Current thinking: Purge poor data from your environment. Put the word “risk” in the same sentence as data quality and watch the hackles go up on data quality professionals. It is like using salt in your coffee instead of sugar. However, the biggest challenge I see many data quality professionals face is getting lost in all the data due to the fact that they need to remove risk to the business caused by bad data. In the world of big data, clearly you are not going to be able to cleanse all that data. A best practice is to identify critical data elements that have the most impact on the business and focus efforts there. Problem solved.
Not so fast. Even scoping the data quality effort may not be the right way to go. The time and effort it takes as well as the accessibility of the data may not meet business needs to get information quickly. The business has decided to take the risk, focusing on direction rather than precision.
Reboot: Don’t worry about bad data. Precision is not always the end game, and the business is balancing risk with reward. Understand the decision process. Decisions are based as much about what the data shows as experience and anecdotal evidence.
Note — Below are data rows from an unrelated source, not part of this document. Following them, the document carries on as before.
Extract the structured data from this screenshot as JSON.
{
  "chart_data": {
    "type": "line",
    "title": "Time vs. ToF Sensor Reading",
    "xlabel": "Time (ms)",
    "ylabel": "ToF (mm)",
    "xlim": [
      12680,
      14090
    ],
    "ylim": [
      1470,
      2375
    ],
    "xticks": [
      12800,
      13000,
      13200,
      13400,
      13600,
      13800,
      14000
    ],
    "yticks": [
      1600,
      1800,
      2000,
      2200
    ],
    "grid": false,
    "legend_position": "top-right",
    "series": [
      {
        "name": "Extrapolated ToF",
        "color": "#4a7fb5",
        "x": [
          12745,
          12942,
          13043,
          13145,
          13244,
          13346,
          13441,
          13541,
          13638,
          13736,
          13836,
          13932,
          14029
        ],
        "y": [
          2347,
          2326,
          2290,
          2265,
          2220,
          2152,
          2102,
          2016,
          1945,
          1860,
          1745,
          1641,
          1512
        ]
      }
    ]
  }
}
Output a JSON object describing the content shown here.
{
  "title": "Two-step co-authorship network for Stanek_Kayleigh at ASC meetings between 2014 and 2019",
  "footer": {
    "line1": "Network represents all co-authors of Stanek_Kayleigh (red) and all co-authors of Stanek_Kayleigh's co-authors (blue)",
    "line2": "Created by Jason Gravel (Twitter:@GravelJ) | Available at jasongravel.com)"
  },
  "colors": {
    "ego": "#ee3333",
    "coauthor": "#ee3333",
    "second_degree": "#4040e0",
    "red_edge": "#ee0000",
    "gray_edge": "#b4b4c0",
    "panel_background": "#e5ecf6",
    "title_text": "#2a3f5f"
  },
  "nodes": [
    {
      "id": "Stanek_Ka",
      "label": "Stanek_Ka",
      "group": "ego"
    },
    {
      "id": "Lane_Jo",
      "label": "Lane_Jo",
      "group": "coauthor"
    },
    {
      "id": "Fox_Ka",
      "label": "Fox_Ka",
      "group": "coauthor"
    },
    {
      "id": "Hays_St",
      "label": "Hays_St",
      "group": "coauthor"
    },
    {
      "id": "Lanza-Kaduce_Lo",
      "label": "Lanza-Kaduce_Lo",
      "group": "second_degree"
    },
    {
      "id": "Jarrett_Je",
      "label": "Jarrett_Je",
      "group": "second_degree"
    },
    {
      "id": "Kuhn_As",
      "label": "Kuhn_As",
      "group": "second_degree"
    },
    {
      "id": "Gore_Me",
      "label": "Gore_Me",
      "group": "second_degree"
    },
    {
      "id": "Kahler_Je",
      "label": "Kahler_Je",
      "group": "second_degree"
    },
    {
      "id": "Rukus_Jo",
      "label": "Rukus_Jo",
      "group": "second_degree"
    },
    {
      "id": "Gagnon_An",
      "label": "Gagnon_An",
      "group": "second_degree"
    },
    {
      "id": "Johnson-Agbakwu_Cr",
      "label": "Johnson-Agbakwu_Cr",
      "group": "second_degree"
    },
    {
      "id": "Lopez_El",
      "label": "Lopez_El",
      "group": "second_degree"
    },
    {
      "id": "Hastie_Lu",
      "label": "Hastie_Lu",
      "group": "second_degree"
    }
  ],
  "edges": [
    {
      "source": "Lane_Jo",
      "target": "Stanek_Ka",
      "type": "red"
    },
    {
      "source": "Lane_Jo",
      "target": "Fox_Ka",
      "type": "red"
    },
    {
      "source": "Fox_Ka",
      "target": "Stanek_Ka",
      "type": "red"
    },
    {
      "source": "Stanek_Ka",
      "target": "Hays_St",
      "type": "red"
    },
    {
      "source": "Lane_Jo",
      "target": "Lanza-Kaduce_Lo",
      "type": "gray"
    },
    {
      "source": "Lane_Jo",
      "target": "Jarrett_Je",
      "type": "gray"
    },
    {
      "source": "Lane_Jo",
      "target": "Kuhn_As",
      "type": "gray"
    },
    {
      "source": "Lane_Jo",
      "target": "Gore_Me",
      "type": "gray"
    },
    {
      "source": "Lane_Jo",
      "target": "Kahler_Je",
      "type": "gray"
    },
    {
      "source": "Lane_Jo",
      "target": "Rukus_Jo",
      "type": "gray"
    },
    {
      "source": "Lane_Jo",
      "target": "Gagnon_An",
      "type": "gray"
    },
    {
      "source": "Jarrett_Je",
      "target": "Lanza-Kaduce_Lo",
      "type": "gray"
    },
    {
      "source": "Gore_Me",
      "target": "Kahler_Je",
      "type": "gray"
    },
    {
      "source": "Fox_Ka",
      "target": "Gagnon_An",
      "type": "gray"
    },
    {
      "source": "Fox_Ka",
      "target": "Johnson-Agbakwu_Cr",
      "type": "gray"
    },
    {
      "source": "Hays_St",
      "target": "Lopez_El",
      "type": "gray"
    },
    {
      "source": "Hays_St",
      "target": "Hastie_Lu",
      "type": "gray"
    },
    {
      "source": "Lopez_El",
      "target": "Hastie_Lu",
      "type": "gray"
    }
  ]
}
This trifecta is a balance, and data may be a catalyst or validator, not the only guide. To determine if data cleansing if required, consider time available, deviation of analytic results to perceived or accepted hypothesis, and risk within the context of data use. It may be that data quality really doesn’t matter and the data is good enough.
However, don’t throw away your data quality best practices yet. Data quality measures and indexes created for data governance give you guide posts to build a trust continuum for data that helps determine when and when not to put data quality rules and efforts in place. Continuously profile data sources and the quality of data feeding analysis, not just to correct but to inform on when action is necessary.